The way Thatcher's disease was portrayed in the media was highlighted in the 2011 film Iron Lady, starring Meryl Streep.
The depiction garnered mixed reviews, with many saying it was immoral to portray a then-living sufferer without her consent.
Max Pemberton, a doctor writing for the Telegraph, pointed out that had she been suffering from cancer, the film would have been considered distasteful. He described The Iron Lady as "chillingly insensitive".
"Whether the portrayal of her as an old lady is sympathetic and kindly or not is irrelevant. It dramatises highly personal and deeply tragic aspects of someone's life while they are still experiencing it," he wrote.
"Watch this film without knowledge of the background and you'd assume Margaret Thatcher had already died. This is what angered me most about The Iron Lady. It is representative of how society largely views elderly people, particularly those with dementia.
"They are ignored. They are considered to be dead long before they actually are. Those with dementia experience a loss, not just of their memory and cognition, but of respect and dignity."
The Alzheimer's Society said it hoped that Thatcher's death would help to highlight the issues surrounding dementia.
Jeremy Hughes, chief executive, said: "It was well known that Baroness Thatcher had dementia during the last years of her life. Dementia is caused by brain diseases; the most common are Alzheimer's and vascular dementia.

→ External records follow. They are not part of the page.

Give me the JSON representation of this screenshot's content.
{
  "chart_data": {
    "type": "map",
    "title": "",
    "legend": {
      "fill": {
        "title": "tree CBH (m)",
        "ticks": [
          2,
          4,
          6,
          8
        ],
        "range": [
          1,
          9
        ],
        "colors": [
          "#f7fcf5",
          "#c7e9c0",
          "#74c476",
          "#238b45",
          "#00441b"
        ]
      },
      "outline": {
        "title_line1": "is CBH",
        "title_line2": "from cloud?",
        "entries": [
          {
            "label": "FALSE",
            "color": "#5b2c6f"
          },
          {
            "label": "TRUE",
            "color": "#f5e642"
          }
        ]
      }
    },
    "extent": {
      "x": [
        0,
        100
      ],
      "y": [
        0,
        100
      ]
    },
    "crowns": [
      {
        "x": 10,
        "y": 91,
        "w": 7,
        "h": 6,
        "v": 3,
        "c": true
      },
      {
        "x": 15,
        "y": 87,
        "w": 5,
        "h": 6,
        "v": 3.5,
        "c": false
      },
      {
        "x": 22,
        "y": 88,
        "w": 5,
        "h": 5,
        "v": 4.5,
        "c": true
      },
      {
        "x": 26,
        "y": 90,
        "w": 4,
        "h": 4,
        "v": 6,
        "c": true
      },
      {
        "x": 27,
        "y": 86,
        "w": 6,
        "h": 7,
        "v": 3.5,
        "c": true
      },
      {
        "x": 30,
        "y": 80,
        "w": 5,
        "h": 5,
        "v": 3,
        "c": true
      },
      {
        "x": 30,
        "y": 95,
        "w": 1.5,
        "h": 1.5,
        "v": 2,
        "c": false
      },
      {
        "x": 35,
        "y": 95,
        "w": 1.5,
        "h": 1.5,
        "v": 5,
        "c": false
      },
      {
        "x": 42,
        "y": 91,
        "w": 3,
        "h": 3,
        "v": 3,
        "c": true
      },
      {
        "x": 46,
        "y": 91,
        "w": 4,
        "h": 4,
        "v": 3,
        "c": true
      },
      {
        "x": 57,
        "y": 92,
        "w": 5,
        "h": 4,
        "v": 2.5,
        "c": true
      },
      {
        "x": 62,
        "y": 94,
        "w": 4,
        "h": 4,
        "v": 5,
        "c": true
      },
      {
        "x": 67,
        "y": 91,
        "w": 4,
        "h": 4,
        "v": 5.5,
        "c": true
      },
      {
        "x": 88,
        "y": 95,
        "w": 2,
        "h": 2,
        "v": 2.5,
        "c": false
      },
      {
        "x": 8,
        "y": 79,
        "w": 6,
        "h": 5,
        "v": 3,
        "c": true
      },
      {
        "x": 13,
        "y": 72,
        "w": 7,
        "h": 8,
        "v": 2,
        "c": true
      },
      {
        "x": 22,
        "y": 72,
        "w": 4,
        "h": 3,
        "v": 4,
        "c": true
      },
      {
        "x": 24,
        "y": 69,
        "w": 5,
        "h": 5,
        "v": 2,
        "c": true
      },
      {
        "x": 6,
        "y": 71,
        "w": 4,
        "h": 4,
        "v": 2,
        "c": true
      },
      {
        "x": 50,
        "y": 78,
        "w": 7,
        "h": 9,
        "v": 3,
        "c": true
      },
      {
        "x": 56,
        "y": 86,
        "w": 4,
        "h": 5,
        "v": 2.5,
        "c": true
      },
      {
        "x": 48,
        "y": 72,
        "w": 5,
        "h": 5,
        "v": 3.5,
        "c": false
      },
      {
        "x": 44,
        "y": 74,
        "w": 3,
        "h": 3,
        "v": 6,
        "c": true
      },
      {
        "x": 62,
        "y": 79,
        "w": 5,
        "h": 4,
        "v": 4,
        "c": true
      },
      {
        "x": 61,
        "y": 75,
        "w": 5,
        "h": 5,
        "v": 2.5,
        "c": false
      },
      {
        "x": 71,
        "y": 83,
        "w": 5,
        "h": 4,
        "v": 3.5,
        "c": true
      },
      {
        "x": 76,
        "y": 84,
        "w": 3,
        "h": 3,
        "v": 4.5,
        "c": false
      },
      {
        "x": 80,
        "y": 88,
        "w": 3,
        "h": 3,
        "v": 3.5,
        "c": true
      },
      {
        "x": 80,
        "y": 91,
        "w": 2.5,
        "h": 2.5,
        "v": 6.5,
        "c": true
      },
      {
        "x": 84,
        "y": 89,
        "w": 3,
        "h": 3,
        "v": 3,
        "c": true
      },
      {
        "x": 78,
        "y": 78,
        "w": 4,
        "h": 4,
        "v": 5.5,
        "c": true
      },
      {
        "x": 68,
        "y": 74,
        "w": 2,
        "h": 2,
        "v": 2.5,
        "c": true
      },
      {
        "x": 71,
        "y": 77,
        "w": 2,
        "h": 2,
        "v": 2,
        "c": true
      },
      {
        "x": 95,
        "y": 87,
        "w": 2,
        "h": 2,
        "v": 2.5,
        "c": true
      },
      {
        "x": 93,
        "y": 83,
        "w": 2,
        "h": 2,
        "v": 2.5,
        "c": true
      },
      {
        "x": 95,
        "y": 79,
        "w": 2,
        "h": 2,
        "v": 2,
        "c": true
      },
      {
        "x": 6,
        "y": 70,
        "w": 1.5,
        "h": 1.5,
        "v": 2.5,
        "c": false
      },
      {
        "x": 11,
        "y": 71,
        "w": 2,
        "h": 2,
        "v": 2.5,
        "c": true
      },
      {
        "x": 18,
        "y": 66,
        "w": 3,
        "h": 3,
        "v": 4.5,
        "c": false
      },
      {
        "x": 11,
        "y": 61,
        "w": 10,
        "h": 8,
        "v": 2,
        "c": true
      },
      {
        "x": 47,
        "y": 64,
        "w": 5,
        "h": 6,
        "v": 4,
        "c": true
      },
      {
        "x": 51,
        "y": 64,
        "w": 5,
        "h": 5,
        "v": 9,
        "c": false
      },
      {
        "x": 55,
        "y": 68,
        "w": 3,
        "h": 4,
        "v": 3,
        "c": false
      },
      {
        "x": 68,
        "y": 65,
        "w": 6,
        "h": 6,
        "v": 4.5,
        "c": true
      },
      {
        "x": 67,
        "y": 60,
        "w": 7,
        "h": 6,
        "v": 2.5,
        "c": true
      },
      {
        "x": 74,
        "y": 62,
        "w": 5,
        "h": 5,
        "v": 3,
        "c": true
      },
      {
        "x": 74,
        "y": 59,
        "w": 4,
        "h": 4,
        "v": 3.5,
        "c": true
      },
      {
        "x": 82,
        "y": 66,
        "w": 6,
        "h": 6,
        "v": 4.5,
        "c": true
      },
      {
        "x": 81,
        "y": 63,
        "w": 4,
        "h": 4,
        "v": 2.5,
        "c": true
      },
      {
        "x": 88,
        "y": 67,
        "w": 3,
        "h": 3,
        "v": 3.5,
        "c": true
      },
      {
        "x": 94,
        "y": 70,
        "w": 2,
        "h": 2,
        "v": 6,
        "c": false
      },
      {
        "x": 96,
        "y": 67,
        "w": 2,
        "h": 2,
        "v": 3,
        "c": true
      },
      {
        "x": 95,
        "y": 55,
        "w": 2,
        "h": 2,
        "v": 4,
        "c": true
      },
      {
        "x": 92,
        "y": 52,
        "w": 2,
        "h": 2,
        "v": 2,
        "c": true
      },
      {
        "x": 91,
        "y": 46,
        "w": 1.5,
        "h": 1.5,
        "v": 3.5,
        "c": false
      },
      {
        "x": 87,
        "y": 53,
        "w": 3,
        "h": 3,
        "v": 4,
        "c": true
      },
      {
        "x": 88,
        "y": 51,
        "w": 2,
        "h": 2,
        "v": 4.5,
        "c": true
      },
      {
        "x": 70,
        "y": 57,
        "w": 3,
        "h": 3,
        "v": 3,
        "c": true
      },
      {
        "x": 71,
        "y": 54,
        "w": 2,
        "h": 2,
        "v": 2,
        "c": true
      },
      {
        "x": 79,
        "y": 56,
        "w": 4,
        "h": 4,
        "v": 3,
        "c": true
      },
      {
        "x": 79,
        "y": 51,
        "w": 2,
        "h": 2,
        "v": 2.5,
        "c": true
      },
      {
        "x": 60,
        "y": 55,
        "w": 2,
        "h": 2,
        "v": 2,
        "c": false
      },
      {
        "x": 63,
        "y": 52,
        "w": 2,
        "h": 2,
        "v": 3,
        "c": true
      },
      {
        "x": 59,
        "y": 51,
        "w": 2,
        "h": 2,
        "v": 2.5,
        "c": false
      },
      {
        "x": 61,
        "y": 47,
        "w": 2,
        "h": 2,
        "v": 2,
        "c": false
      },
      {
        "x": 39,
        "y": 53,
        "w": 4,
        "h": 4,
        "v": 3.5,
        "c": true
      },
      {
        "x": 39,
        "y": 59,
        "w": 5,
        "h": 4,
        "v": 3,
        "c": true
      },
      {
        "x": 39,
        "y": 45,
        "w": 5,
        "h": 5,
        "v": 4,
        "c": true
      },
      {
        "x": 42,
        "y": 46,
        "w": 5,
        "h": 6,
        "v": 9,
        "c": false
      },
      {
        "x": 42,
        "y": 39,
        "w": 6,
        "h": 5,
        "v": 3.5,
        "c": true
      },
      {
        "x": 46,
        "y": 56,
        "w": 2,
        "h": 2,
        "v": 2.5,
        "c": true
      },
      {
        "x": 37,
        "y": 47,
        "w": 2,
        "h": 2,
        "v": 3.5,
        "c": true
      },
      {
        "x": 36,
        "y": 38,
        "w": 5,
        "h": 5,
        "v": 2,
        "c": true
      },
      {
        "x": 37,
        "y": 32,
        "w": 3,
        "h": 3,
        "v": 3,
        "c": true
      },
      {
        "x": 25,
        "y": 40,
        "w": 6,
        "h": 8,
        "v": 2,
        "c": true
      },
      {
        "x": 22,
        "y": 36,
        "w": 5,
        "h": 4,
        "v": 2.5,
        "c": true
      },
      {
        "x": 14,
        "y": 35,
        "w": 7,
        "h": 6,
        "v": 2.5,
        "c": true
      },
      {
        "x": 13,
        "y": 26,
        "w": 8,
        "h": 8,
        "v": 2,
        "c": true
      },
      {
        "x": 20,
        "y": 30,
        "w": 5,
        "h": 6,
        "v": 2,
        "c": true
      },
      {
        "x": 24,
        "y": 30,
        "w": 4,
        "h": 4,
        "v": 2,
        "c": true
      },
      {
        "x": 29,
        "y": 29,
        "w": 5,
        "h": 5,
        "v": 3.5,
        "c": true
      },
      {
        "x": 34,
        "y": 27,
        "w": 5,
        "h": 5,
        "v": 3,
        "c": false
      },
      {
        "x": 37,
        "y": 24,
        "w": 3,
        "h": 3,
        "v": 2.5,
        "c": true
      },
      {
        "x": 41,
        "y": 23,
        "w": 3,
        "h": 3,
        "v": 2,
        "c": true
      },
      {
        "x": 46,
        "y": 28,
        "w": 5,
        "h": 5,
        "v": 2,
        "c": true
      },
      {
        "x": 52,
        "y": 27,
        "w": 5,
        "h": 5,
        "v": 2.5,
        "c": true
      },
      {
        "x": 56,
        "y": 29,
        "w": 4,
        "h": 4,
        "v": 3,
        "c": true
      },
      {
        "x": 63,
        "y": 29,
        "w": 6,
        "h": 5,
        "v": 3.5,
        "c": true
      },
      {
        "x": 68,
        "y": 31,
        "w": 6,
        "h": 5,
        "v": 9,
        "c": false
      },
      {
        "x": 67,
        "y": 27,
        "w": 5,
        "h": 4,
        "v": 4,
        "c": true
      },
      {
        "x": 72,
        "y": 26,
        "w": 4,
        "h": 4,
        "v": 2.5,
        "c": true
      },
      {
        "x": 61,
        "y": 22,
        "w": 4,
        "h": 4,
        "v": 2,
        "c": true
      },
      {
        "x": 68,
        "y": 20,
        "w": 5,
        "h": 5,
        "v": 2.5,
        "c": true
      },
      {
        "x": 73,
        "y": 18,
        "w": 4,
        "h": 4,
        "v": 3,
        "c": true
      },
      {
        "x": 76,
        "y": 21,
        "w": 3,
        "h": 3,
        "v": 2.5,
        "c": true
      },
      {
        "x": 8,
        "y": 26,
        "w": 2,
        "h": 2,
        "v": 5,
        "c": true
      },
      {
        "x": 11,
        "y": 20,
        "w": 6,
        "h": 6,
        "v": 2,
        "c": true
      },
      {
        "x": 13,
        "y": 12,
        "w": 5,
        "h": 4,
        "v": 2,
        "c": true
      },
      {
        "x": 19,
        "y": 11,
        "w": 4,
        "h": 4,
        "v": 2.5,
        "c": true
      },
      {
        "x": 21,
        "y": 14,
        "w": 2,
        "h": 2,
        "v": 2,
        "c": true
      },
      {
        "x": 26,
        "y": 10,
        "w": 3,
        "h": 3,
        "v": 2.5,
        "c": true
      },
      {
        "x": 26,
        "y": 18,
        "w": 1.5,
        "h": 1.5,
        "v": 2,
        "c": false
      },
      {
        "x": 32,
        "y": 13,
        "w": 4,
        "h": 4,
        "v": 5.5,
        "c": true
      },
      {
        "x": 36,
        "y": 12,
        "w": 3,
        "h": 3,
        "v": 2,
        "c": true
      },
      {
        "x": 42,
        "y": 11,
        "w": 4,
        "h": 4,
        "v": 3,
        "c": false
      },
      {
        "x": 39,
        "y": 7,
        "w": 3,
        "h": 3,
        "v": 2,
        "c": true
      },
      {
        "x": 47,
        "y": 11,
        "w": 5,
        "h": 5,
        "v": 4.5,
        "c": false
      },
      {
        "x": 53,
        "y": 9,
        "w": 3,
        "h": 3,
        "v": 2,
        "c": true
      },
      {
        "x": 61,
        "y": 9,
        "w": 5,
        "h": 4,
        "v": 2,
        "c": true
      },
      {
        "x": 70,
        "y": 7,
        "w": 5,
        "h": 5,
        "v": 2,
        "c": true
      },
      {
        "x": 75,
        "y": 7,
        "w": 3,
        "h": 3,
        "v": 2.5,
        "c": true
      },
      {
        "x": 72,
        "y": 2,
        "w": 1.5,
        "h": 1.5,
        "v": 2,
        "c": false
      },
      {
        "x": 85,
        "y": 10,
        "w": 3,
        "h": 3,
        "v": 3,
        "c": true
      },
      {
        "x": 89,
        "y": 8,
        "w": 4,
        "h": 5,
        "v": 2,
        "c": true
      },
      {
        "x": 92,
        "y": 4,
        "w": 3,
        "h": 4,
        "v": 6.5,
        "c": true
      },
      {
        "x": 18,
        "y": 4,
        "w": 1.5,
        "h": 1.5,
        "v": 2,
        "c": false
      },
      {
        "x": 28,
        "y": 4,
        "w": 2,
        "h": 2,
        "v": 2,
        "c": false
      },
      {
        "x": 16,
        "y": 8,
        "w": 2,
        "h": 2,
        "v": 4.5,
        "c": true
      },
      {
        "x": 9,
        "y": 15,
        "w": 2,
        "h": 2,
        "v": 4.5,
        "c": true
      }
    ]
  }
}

"One in three people over 65 will develop dementia but for too long [it] has been kept in the shadows and families have been left to struggle alone.
"Up and down the country people will be sharing memories of Baroness Thatcher. We hope people will also reflect on the impact dementia can have on a person's life.
"By speaking openly about the effects of the condition, we will begin to tackle some of the stigma that still surrounds dementia and ensure that everyone gets the support they deserve."